In July 2013, the Queensland Planning and Environment Court handed down a decision to disallow a large, integrated resort and residential community development at Rainbow Beach on the Cooloola Coast.
One of the issues in the case was the site’s potential susceptibility to storm surge and climate change related sea level rise, which contributed to refusal of the application. Moreover, although obviously not the outcome the developer was hoping for, the decision added some certainty for land use planning decision makers.
Baker-Jones said the decision in Rainbow Shores marked a critical point in planning law and sent an important message to coastal planning decision makers about the increasing relevance to coastal development of sea level rise and climate change related coastal inundation.
“In Queensland, at least, where development is proposed in a coastal hazard area and is potentially susceptible to storm surge inundation, unless otherwise protected, it is unlikely to be approved,” he said.
So what should the property industry learn from this? Baker-Jones said developers and property owners must look at their risk differently.
“This means considering how legal risk is assessed, evaluated and managed in light of the impacts of climate change,” he said. “We call this climate legal risk.”
Climate legal risk is the legal risk that comes about when the impacts of climate change affect a business’s common law or statutory duties. While the concept may be new to the property industry, it has been an issue for local governments for some time.
A report from the Southern Tasmanian Councils Authority noted that a key consideration for councils in the face of climate change is the potential liability they are exposed to through their various statutory roles, powers and functions.
From a developer perspective there are multiple benefits to acknowledging and managing climate legal risk early on.
“They can potentially avoid unanticipated and oppressive holding costs, unnecessary legal and consultant fees, damage to reputation, delays measured in months and sometimes years, or catastrophic project failure,” said Baker-Jones. “Early action can also reduce the risk of subsequent legal claims by affected stakeholders.”

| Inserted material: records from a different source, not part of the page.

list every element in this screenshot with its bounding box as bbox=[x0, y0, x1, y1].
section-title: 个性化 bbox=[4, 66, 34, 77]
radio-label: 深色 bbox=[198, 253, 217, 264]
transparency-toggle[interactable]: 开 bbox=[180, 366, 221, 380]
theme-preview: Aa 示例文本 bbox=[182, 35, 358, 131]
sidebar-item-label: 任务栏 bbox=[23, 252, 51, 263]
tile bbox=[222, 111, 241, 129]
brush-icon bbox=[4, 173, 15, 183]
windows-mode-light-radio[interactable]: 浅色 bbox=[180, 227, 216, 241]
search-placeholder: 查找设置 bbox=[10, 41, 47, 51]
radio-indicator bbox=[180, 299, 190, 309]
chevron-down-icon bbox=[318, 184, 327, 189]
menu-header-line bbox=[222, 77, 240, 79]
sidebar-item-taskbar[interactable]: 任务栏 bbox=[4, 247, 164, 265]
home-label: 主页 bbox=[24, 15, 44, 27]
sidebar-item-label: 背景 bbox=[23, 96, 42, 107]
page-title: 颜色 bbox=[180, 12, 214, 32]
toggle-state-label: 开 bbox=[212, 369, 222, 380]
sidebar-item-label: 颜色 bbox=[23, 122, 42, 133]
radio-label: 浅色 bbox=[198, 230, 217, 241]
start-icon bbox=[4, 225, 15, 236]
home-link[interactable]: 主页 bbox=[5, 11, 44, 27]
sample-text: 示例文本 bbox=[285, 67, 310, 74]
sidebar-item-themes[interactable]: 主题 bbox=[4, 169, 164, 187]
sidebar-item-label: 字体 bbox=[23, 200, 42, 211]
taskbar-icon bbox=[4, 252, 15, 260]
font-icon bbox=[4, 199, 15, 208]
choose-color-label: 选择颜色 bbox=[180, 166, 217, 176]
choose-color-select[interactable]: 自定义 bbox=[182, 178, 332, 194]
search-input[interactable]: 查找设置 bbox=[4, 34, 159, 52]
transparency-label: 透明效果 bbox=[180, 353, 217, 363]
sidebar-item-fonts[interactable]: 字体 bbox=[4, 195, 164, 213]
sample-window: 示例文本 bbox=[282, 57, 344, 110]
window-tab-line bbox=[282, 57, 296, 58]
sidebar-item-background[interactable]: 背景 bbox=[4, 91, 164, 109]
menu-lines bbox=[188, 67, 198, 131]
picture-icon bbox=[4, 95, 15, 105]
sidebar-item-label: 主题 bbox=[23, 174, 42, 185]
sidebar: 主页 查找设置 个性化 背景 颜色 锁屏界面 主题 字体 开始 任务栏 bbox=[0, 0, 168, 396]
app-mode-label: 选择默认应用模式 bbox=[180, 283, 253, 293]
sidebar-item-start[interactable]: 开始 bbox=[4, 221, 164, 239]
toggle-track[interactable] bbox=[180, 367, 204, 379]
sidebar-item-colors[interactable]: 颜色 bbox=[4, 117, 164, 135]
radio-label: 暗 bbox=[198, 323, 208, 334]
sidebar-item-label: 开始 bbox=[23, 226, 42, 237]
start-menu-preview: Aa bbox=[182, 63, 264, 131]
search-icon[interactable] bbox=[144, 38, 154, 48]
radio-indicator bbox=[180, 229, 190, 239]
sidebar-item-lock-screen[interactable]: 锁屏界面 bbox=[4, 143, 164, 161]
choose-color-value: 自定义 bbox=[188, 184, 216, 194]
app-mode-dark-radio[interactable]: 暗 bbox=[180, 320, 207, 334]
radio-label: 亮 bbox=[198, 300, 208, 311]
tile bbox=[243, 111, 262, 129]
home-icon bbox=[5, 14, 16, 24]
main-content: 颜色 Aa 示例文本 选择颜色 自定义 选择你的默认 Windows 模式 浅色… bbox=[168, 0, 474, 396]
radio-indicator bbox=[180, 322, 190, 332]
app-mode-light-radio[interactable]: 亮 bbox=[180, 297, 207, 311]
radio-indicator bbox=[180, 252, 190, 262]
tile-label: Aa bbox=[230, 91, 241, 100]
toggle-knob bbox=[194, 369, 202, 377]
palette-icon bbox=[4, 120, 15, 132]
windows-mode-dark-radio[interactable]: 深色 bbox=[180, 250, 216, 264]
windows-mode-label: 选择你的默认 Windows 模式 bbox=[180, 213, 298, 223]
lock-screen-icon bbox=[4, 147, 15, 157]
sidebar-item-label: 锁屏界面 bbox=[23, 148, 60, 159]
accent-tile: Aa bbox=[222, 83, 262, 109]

To help businesses deal with change and ensure climate legal risk management is part of their overall strategy, DLA Piper has developed a series of protocols and procedures that corporate decision makers at all levels can follow when making decisions about natural hazard impacts, or decisions that are affected by natural hazards.
The procedures and protocols take into account the direct and indirect impacts of climate change and inform the decision maker as to how their business’ legal liability will be affected by the decision. This, the firm believes, is the most effective way to implement and embed climate change adaptation.
However, the aim of seeking ecological sustainability, in accordance with which climate change is currently taken into account, is likely to give way to the fiscal aim of facilitating economic development. Councils are understandably going to be cautious about refusing developments that can potentially bring jobs and money into the region.
“This raises the question of who will bear liability for planning for the impacts of climate change if it is not stipulated in legislation,” said Baker-Jones.
The increase in climate change litigation over the last decade, in part, has come about because of regulatory failure to deal with climate change impacts.
“A failure to regulate the legal liability associated with climate change will increase uncertainty and expose decision makers to greater risk,” Baker-Jones noted. “If decision makers are powerless to plan for the impacts of climate change, they can only react after the damage has been done.”
Unless legislators confront this central issue, climate change related litigation is likely only to increase.
“Adaptation to the impacts of natural hazards is about increasing resilience to climate change risks. It can only be achieved through risk-informed decision making. It has become apparent from experiences in Australia that unless climate change adaptation decisions take into account legal risk, they are prone to failure,” Baker-Jones said.